Sylvie Trilles
Artiste peintre.
Exultation. Transport de Joie. Telle est la sensation première que dégagent les tableaux de la plasticienne Sylvie Trilles. Pourtant, nulle exubérance dans les œuvres présentées. Cette Joie profonde est tangible. Ses acryliques sont, d'abord le reflet d'une sérénité souriante, d'une empathie qui se veut familière avec un plaisir de vivre ou de peindre contagieux, généreux autant que discret. Les lignes de force, souvent dans la verticalité, s'étirent vers un hors –champ imaginaire de la toile. La vivacité chromatique et un trait puissant marquent la détermination de l'artiste à trouver un langage, l'alphabet d'un monde qu'elle interroge sans cesse, toile après toile, comme pour en explorer le champ des possibles. Jubilation pour le regard, jubilation de l'artiste qui s'interroge et requiert du spectateur la même plongée, s'il le veut bien, dans les abysses du possible. Tout se passe comme si la toile et ses aplats en épaisseurs devenaient le support d'une méditation féconde. L'arrêt sur l'image conjoint la fuite vers un ailleurs, vers un au-delà du cadre et le tissu moiré, en surimpressions, en aplats fermes, de la peinture. Cette épaisseur questionne peut-être le souvenir et la mémoire, comme pour le poète T. S. Eliot dans son œuvre Quatre Quatuors, cherchant une clé au grand mystère du vivre :
"Des pas résonnent en écho dans la mémoire
Le long du corridor que nous n'avons pas pris
Vers la porte que n'avons jamais ouverte
Sur le Jardin des roses"
(traduction de P Leyris)
Mais, chez Sylvie Trilles, la nostalgie du "jardin des roses" cède le pas à une quête vive et active. Pourquoi ?

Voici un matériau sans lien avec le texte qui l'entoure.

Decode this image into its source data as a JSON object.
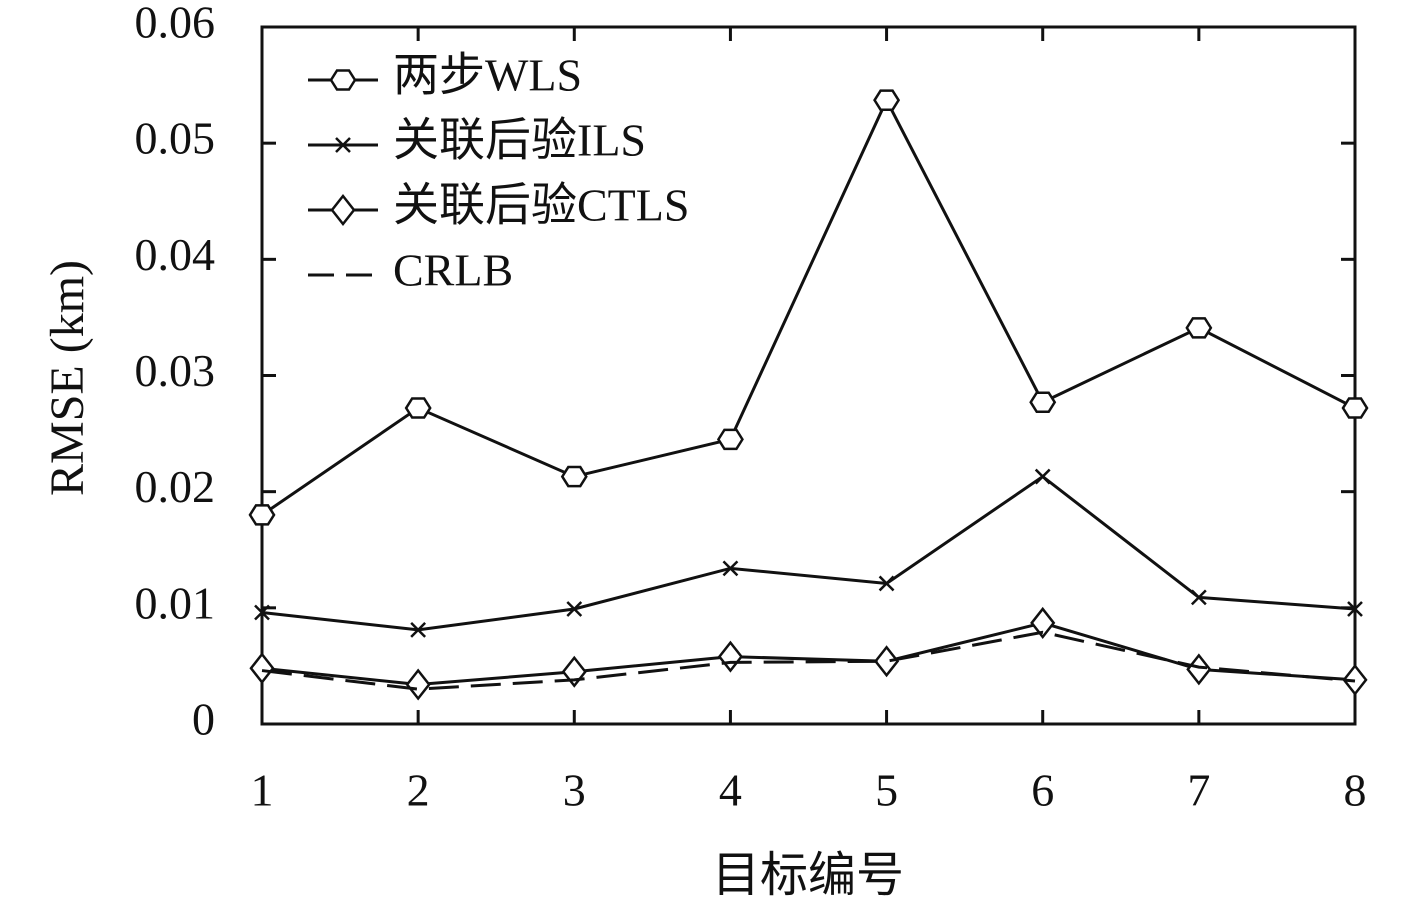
{
  "chart_data": {
    "type": "line",
    "x_label": "目标编号",
    "y_label": "RMSE (km)",
    "x": [
      1,
      2,
      3,
      4,
      5,
      6,
      7,
      8
    ],
    "xlim": [
      1,
      8
    ],
    "xticks": [
      1,
      2,
      3,
      4,
      5,
      6,
      7,
      8
    ],
    "ylim": [
      0,
      0.06
    ],
    "yticks": [
      0,
      0.01,
      0.02,
      0.03,
      0.04,
      0.05,
      0.06
    ],
    "legend_position": "upper-left",
    "series": [
      {
        "name": "两步WLS",
        "color": "#111111",
        "marker": "hexagon",
        "dash": "solid",
        "values": [
          0.018,
          0.0272,
          0.0213,
          0.0245,
          0.0537,
          0.0277,
          0.0341,
          0.0272
        ]
      },
      {
        "name": "关联后验ILS",
        "color": "#111111",
        "marker": "x",
        "dash": "solid",
        "values": [
          0.0096,
          0.0081,
          0.0099,
          0.0134,
          0.0121,
          0.0213,
          0.0109,
          0.0099
        ]
      },
      {
        "name": "关联后验CTLS",
        "color": "#111111",
        "marker": "diamond",
        "dash": "solid",
        "values": [
          0.0048,
          0.0034,
          0.0045,
          0.0058,
          0.0054,
          0.0087,
          0.0047,
          0.0038
        ]
      },
      {
        "name": "CRLB",
        "color": "#111111",
        "marker": "none",
        "dash": "dashed",
        "values": [
          0.0046,
          0.003,
          0.0038,
          0.0053,
          0.0054,
          0.0079,
          0.0049,
          0.0037
        ]
      }
    ]
  }
}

Pourquoi…"pas" ? Les questions sont là comme l'indice d'une curiosité, d'une surprise, de quelque chose qui intrigue, dérange et surprend sans vraiment inquiéter, encore moins angoisser. L'orientation est celle du présent dans cet univers où la plainte et le regret n'ont pas exactement leur
place. À y regarder de plus près, en une bienheureuse myopie, ses grandes toiles offrent des espaces délimités. Des univers se juxtaposent qui, à eux seuls constituent d'autres créations, comme une mise en abyme du tableau lui-même. Ces mondes microscopiques dont il faut s'approcher pour en saisir les subtilités, ne sont pas à traduire, à expliquer. La beauté de ces "miniatures" surprend par leur mystère hiéroglyphique. Jamais, dans ces constructions géométriques, plus ou moins closes, rien n'est identique. Au contraire, la matérialité de la toile se difracte en autant de ricochets fugitifs, inexplicables, profonds parce qu'éphémères. D'une rare élégance. "Je veille, dans la mesure du possible, à ne faire que des peintures qui suscitent le mystère avec la précision et l'enchantement nécessaire à la vie des idées" écrivait R Magritte. En cela, l'œuvre de Sylvie Trilles pourrait bien lui servir d'écho.